In a sentencing memorandum submitted by the defendant, Donnelly had appealed for leniency, saying that he "stands before this court humbled, having accepted full responsibility for his actions" and citing a "low risk of recidivism."

He is to turn himself in to federal authorities to begin serving his sentence on June 18.

U.S. District Court Judge Edward G. Smith recommended that Donnelly be placed in a prison as close as possible to his family in Lecanto, Fla., where the ex-advisor, his wife and three sons moved in January 2015.
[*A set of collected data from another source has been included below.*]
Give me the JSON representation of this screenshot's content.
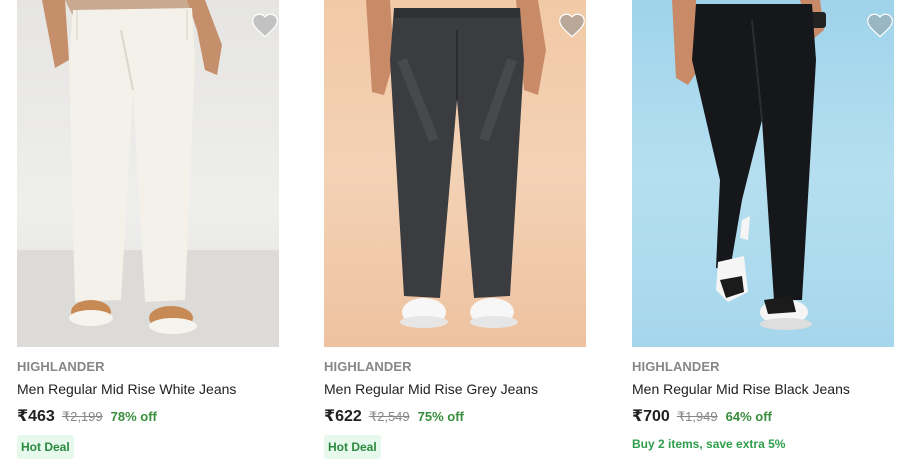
{
  "products": [
    {
      "brand": "HIGHLANDER",
      "title": "Men Regular Mid Rise White Jeans",
      "price": "₹463",
      "mrp": "₹2,199",
      "discount": "78% off",
      "badge": "Hot Deal",
      "jeans_color": "#f2efe9",
      "background_color": "#ebeae7"
    },
    {
      "brand": "HIGHLANDER",
      "title": "Men Regular Mid Rise Grey Jeans",
      "price": "₹622",
      "mrp": "₹2,549",
      "discount": "75% off",
      "badge": "Hot Deal",
      "jeans_color": "#3a3b3f",
      "background_color": "#f2cbab"
    },
    {
      "brand": "HIGHLANDER",
      "title": "Men Regular Mid Rise Black Jeans",
      "price": "₹700",
      "mrp": "₹1,949",
      "discount": "64% off",
      "offer": "Buy 2 items, save extra 5%",
      "jeans_color": "#141518",
      "background_color": "#aedaee"
    }
  ],
  "icons": {
    "wishlist": "heart-icon"
  },
  "colors": {
    "discount_green": "#388e3c",
    "muted_grey": "#878787",
    "badge_bg": "#e7f8ec"
  }
}
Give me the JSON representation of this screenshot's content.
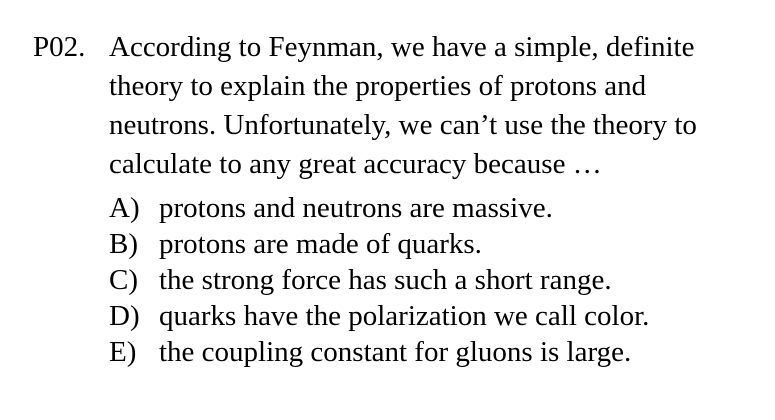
{
  "question": {
    "number": "P02.",
    "stem_lines": [
      "According to Feynman, we have a simple, definite",
      "theory to explain the properties of protons and",
      "neutrons.  Unfortunately, we can’t use the theory to",
      "calculate to any great accuracy because …"
    ],
    "choices": [
      {
        "letter": "A)",
        "text": "protons and neutrons are massive."
      },
      {
        "letter": "B)",
        "text": "protons are made of quarks."
      },
      {
        "letter": "C)",
        "text": "the strong force has such a short range."
      },
      {
        "letter": "D)",
        "text": "quarks have the polarization we call color."
      },
      {
        "letter": "E)",
        "text": "the coupling constant for gluons is large."
      }
    ]
  }
}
Donnelly had been president of Coastal Investment Advisors of Wilmington, Del., and Coastal Equities, an affiliated broker-dealer during the period of the fraud, which authorities say targeted elderly and unsophisticated investors. He also held top roles at the RIAs Donnelly Steen & Company and Donnelly Advisors Group.

Donnelly siphoned off his clients' funds, and then issued bogus account statements and trade confirmations to cover his theft. Charging documents say that Donnelly ran the scheme from around November 2007 through summer or fall of 2014. In one instance, Donnelly is said to have obtained $440,000 from a "close friend" identified in court documents only as "KH," pocketed the money and provided fraudulent statements indicating that he had invested the funds in large-cap stocks.

The complaint also describes Donnelly as having made presentations before elderly investors, promising that he could net them better interest rates than what banks were paying. Again, and in numerous other cases detailed in the charging documents, Donnelly is said not to have invested his clients' money in anything, "but rather appropriated it for his own use."